PROTIP: If you are dying to fuck, spending all your time with your nose buried in a book or otherwise keeping to yourself won’t help, and makes you obnoxious if you complain about how you’re not fucking.
(OTOH it didn’t help that all the social events in my high school involved excessive amounts of noise.)
@ some gal
That guy sounds ickier the more you say about him. (I don’t mind you talking about it, though I’m sorry you had to meet such an ass.) Hopefully one day he’ll get slapped by reality and realize what an ass he is. Unlikely, but still hope.
@ostara
well, I’m glad to hear most of the college worked for you 🙂
The Oglaf links on the other thread reminded me that The Slut Virus is highly relevant here! (NSFW)

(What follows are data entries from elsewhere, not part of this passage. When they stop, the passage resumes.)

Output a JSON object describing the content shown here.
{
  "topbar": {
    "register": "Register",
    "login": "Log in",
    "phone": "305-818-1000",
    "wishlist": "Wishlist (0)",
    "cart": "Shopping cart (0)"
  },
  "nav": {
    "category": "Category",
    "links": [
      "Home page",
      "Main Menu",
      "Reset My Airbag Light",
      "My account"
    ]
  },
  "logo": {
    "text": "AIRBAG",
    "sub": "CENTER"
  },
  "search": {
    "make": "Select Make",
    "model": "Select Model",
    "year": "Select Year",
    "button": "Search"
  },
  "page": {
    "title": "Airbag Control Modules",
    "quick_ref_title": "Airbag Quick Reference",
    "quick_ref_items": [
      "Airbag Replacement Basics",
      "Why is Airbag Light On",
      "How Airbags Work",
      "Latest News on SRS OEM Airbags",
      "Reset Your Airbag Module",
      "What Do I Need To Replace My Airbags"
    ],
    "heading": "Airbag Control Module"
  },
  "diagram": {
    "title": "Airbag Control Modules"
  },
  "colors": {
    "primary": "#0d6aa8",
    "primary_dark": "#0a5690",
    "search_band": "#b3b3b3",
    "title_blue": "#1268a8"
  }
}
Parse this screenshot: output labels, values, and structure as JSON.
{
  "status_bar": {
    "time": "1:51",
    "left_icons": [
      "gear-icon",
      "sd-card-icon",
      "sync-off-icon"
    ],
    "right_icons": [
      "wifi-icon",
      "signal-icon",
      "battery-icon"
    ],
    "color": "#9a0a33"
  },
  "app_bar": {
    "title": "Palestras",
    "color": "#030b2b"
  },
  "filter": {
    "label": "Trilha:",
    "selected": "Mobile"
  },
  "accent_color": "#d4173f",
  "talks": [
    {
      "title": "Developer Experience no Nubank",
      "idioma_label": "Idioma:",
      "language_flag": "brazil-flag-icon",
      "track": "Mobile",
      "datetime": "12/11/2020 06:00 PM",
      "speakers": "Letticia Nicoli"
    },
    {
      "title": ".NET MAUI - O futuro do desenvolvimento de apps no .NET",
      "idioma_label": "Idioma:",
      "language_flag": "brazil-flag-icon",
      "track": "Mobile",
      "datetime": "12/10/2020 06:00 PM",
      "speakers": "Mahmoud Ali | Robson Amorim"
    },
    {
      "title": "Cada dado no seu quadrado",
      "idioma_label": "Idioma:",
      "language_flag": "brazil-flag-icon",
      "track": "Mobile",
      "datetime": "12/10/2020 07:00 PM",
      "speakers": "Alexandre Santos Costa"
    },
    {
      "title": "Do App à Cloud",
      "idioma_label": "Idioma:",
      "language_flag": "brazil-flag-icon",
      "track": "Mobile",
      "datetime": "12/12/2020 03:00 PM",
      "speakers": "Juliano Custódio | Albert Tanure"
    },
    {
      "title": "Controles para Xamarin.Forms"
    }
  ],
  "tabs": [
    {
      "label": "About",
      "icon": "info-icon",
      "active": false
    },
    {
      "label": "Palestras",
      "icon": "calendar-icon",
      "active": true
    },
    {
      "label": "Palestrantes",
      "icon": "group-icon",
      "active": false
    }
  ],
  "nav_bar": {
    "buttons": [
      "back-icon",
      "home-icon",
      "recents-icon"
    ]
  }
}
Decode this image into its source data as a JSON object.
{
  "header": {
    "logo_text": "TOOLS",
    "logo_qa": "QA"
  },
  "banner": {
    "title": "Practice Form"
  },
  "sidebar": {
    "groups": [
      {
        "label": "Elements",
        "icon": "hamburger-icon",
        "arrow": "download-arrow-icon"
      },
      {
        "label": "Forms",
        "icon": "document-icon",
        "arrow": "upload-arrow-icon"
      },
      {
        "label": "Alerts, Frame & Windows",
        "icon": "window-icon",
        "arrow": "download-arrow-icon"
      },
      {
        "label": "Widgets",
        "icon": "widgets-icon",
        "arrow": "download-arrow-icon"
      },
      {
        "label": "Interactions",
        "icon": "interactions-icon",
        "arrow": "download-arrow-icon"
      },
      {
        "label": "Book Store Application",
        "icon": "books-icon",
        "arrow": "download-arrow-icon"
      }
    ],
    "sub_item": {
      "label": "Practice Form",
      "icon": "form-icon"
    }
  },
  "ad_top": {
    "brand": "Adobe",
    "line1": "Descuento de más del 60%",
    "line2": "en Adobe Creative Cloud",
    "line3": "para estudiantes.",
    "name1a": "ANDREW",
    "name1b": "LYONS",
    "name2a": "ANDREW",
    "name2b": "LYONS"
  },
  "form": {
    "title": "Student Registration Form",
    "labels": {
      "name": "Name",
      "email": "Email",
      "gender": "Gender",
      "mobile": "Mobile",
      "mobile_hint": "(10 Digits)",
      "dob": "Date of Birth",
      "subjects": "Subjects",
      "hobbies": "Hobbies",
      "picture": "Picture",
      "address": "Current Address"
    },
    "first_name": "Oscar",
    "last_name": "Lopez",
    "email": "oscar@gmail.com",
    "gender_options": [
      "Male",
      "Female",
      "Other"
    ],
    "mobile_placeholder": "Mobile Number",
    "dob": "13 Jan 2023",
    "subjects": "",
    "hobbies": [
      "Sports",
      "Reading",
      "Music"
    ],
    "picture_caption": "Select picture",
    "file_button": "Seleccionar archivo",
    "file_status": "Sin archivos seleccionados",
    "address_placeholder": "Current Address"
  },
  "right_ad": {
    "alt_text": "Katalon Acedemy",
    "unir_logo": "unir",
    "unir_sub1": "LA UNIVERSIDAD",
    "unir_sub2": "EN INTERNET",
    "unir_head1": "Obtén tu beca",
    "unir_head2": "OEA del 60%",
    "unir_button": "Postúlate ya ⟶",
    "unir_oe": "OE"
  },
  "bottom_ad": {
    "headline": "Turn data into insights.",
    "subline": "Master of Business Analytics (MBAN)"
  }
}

Heh, I was actually thinking about the Oglaf storyline where the apprentice tries to buy a monster from the magic virgin town, where all the residents are scared to death of “The Slut”.
There’s always this one.
@leftwingfox: That storyline confused me. Okay, so this group of vampires? is preying on virgins by a de-virginity-fying potion? and then doing horrible things to them? and not just putting the bite on? I think?
Falconer; That’s pretty much what I got out of it too. They sent in a vampire virgin to kidnap people to bite/rob/screw/whatever. I assume because it’s an invisible city and victims of the “Felicia” potion vanish from it, that it’s a relatively safe crime.
Still, what it lacked in sense, it made up for in hilarity. Plus it eventually lead to the fruitviking, so it’s all good.
God forbid anyone of the male persuasion judging women on things that are clearly within their control!
Not actually here, but bumping the necromancer. (Back for realz in an hour)
Hey PurpleNurple: judge women as sluts all you want, but don’t be surprised when we point and laugh. Dipshit.